MaxCompute allows you to create external data sources and use the external data sources to connect to Hadoop clusters. After the connection is established, you can implement the lakehouse solution. This topic describes how to create, view, and delete an external Hadoop data source.

Background information

You can map external Hadoop data sources to external MaxCompute projects. The mappings help you use MaxCompute to query data from one external Hadoop data source or multiple external Hadoop data sources at a time. MaxCompute allows you to create, view, and delete external Hadoop data sources. For more information, see the following topics:

Usage notes

  • You can create external data sources for MaxCompute in the following regions: China (Hangzhou), China (Shanghai), China (Beijing), China (Shenzhen), China (Zhangjiakou), and Singapore (Singapore).
  • You can bind one external data source to only one external MaxCompute project.
  • You can create, view, and delete external data sources, but you cannot update the external data sources.

Create an external data source

  1. Log on to the MaxCompute console and select a region.
  2. On the Manage External Data Sources tab, click Create External Data Source.
  3. In the Create External Data Source dialog box, configure the parameters and click OK. The following table describes the parameters.
    Parameter Description
    Select MaxCompute Project Select the desired MaxCompute project from the drop-down list. You can view the name of the MaxCompute project on the Project management tab.
    External Data Source Name The custom name of the external data source. The name must meet the following requirements:
    • The name can contain only lowercase letters, digits, and underscores (_).
    • The name must be less than 128 characters in length.
    Network Connection Object The network connection from MaxCompute to the virtual private cloud (VPC) in which the E-MapReduce (EMR) Hadoop cluster or the self-managed Hadoop cluster is deployed. For more information, see VPC connection scheme.
    NameNode Address The IP addresses and port numbers of the active and standby NameNode processes in the Hadoop cluster. In most cases, the port number is 8020. For more information, contact the Hadoop cluster administrator.
    HMS Service Address The Hive Metastore Service (HMS) IP addresses and port numbers of the active and standby NameNode processes in the Hadoop cluster. In most cases, the port number is 9083. For more information, contact the Hadoop cluster administrator.
    Cluster Name The name of the cluster.
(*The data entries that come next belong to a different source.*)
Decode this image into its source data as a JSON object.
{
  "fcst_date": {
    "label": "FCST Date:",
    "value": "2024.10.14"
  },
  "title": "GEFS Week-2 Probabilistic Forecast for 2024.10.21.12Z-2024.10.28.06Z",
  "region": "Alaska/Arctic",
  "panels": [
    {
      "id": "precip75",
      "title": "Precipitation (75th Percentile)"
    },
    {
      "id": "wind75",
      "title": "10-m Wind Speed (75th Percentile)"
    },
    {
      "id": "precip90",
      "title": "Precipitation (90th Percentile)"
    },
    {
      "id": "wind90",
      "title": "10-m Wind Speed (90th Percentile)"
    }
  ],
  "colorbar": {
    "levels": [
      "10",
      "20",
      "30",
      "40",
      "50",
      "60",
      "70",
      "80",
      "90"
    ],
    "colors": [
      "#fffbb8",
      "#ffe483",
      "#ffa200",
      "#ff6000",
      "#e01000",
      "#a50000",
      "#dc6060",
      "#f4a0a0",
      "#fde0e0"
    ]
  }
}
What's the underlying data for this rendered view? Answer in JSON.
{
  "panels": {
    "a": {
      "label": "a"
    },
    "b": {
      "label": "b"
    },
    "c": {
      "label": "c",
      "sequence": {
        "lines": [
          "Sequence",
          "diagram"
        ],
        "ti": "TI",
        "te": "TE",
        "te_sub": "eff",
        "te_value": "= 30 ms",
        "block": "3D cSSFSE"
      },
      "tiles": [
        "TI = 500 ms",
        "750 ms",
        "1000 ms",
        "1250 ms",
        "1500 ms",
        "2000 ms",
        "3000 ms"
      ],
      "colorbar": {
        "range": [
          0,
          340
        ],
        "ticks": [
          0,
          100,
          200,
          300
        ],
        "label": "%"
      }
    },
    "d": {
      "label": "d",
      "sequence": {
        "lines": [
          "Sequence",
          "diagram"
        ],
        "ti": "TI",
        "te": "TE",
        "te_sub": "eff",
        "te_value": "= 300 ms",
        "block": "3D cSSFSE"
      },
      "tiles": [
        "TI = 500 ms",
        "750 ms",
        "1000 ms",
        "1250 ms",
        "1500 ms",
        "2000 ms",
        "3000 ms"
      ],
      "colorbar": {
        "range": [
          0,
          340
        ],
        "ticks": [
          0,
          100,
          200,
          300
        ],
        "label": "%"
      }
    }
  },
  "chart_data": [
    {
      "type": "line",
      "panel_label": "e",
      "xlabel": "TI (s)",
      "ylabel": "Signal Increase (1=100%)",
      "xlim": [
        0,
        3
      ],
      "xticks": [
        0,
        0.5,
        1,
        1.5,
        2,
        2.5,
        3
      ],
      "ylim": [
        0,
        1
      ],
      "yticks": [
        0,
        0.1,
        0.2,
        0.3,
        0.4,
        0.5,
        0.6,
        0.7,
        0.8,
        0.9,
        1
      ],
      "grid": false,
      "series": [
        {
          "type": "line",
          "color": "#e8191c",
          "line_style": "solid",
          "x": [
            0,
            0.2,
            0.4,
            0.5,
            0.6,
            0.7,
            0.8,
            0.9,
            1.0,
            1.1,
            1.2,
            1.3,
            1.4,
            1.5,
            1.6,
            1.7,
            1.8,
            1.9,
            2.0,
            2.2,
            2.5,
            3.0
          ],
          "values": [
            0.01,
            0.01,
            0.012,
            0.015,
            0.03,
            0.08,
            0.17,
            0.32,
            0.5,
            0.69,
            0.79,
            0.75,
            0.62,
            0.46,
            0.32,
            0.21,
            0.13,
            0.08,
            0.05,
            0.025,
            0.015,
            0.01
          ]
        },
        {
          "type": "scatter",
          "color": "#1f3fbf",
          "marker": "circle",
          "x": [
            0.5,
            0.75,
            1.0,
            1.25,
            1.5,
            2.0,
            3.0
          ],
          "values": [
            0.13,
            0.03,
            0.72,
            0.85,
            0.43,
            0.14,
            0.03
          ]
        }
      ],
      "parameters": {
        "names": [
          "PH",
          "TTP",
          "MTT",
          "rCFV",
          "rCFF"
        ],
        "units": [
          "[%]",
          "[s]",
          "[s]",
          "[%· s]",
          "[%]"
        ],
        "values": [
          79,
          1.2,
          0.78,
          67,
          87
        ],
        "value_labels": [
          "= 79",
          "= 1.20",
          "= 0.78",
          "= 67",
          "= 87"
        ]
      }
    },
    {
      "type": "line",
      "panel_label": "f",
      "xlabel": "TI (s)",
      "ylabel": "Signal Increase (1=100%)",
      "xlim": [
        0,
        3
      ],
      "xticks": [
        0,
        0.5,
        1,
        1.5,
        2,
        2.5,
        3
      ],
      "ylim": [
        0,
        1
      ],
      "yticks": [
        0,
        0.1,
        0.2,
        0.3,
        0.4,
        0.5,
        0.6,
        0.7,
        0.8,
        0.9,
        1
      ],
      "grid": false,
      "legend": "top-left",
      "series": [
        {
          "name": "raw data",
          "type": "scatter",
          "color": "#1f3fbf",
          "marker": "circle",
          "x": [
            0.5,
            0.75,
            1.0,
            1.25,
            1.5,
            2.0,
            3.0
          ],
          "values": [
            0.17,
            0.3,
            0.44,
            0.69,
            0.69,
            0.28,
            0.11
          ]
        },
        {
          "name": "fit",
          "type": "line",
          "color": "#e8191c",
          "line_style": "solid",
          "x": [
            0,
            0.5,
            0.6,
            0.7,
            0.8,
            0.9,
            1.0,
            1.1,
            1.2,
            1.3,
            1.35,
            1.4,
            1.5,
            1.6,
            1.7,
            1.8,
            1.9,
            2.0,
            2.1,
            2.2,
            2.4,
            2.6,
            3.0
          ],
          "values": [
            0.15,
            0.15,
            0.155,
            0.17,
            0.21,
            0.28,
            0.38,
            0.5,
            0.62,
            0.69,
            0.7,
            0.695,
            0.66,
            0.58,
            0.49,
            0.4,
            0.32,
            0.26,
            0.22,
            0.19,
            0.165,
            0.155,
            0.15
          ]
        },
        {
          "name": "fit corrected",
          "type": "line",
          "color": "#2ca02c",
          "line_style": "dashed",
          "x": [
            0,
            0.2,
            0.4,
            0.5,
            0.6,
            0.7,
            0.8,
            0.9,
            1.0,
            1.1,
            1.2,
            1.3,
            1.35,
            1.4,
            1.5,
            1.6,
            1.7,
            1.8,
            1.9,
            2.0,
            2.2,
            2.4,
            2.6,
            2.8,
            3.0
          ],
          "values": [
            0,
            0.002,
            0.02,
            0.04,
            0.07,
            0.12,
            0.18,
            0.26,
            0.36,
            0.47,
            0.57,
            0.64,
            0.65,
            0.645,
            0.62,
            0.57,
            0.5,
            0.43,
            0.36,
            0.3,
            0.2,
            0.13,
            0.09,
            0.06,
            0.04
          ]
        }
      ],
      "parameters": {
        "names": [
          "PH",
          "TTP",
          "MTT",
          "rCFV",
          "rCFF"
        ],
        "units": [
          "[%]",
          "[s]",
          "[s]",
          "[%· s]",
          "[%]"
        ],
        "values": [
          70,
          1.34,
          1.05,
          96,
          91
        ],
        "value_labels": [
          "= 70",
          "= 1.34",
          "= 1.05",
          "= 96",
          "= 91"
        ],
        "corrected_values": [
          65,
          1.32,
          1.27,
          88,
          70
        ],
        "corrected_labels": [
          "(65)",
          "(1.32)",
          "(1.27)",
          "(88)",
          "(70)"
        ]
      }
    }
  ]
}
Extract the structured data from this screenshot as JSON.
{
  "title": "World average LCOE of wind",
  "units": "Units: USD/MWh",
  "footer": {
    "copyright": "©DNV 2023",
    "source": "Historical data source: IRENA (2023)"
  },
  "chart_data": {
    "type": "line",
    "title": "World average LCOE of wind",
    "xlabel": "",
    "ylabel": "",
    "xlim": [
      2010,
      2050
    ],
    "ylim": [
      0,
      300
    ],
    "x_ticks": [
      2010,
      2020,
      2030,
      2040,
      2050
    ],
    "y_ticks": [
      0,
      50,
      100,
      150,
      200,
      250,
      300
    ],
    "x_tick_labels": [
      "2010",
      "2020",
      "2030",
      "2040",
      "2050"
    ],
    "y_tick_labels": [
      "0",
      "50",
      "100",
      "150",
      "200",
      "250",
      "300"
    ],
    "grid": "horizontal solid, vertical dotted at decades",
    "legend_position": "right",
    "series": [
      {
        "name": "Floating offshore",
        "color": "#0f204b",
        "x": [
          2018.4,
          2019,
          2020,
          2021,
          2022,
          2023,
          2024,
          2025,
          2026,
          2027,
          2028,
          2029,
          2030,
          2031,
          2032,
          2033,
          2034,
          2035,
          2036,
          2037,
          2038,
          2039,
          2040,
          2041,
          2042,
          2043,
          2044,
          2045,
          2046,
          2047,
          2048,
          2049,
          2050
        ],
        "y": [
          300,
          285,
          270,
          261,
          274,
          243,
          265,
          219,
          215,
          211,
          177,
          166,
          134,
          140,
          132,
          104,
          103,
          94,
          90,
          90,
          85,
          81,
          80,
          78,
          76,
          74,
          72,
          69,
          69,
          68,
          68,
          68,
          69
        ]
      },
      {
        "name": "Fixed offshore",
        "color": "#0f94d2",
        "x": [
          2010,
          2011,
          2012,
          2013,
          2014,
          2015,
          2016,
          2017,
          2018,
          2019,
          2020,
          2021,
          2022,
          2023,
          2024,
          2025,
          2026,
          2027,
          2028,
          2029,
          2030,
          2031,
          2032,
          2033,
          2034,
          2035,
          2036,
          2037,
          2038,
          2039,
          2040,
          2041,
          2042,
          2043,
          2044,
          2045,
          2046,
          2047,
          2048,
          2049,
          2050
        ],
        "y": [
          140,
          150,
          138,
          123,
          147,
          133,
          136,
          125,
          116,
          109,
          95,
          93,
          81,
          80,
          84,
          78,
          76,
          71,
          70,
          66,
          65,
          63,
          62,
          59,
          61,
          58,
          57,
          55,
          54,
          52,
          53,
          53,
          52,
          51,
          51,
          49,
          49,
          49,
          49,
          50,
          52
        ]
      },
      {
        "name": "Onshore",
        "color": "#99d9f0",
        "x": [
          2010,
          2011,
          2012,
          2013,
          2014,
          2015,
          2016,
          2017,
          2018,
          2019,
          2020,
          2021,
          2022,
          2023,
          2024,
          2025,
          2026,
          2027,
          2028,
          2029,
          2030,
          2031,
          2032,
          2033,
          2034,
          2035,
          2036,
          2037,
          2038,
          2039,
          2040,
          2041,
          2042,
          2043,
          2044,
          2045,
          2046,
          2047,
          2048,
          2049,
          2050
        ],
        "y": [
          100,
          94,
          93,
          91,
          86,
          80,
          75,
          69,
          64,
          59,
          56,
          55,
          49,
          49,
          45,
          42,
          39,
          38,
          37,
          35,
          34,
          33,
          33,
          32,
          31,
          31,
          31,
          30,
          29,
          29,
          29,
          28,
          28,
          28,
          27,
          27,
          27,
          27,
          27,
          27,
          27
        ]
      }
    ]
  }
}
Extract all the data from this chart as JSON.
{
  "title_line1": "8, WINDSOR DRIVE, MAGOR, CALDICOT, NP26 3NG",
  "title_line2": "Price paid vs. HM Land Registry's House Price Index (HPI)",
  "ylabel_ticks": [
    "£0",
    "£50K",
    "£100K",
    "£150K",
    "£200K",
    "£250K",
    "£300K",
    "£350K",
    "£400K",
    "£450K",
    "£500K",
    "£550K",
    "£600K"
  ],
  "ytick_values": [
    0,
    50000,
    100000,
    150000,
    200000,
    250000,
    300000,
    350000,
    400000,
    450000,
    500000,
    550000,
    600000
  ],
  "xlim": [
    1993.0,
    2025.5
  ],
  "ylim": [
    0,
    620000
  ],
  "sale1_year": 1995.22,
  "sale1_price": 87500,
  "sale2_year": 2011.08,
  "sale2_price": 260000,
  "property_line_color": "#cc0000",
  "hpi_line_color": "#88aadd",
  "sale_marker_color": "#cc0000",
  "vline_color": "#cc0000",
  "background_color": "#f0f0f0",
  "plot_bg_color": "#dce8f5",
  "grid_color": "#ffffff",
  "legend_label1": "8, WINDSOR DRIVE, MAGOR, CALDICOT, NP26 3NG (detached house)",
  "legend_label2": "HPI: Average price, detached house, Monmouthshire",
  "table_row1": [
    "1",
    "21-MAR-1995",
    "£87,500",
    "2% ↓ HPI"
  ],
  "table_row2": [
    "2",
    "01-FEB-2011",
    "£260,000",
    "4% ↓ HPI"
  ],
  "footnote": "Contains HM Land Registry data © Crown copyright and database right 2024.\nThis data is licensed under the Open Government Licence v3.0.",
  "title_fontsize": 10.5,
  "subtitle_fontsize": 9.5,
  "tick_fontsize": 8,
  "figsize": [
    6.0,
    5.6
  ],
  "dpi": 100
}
For a high availability (HA) Hadoop cluster, the value of this parameter is the same as the name of a NameNode process. For a self-managed Hadoop cluster, you can obtain the cluster name based on the dfs.nameservices parameter in the hdfs-site.xml file.
    Authentication Type MaxCompute uses account mappings to obtain metadata and data from Hadoop clusters. The mapped Hadoop accounts are protected by using an authentication mechanism, such as Kerberos authentication. Therefore, the files that contain authentication information of the mapped accounts are required. Select an authentication type based on your business requirements. For more information, contact O&M engineers of the Hadoop cluster.
    • No Authentication: Select this option if the Kerberos authentication mechanism is disabled for the Hadoop cluster.
    • Kerberos Authentication: Select this option if the Kerberos authentication mechanism is enabled for the Hadoop cluster.
      • Configuration File: You can click Upload KRB5.conf File to upload the krb5.conf file of the Hadoop cluster.
        Note If the Hadoop cluster runs in a Linux operating system, the krb5.conf file is stored in the /etc directory for the HDFS NameNode processes on the master node of the Hadoop cluster.
      • hmsPrincipals: the identity of the HMS service. You can run the list_principals command on the Kerberos terminal of the Hadoop cluster to obtain the value of this parameter. Example value:
        hive/emr-header-1.cluster-20****@EMR.20****.COM,hive/emr-header-2.cluster-20****@EMR.20****.COM
        Note The value of this parameter is a comma-delimited string. One principal is mapped to one HMS IP address.
      • Add Account Mapping
        • Account: the Alibaba Cloud account that can access the Hadoop cluster by using MaxCompute.
        • Kerberos Account: the Kerberos-authenticated Hadoop user account that is allowed to access the HMS service.
        • Upload File: You can click Upload Keytab File to upload the keytab file of the Kerberos-authenticated Hadoop user account. For more information about how to create a keytab file, see Create a keytab configuration file.

View or delete an external data source

  1. Log on to the MaxCompute console and select a region.
  2. On the Manage External Data Sources tab in the MaxCompute console, find the external data source that you want to view or delete and click Details or Delete in the Actions column to view or delete the external data source.
    Note If the external data source is bound to an external project, you can delete the external data source only after you delete the external project or unbind the external data source from the external project.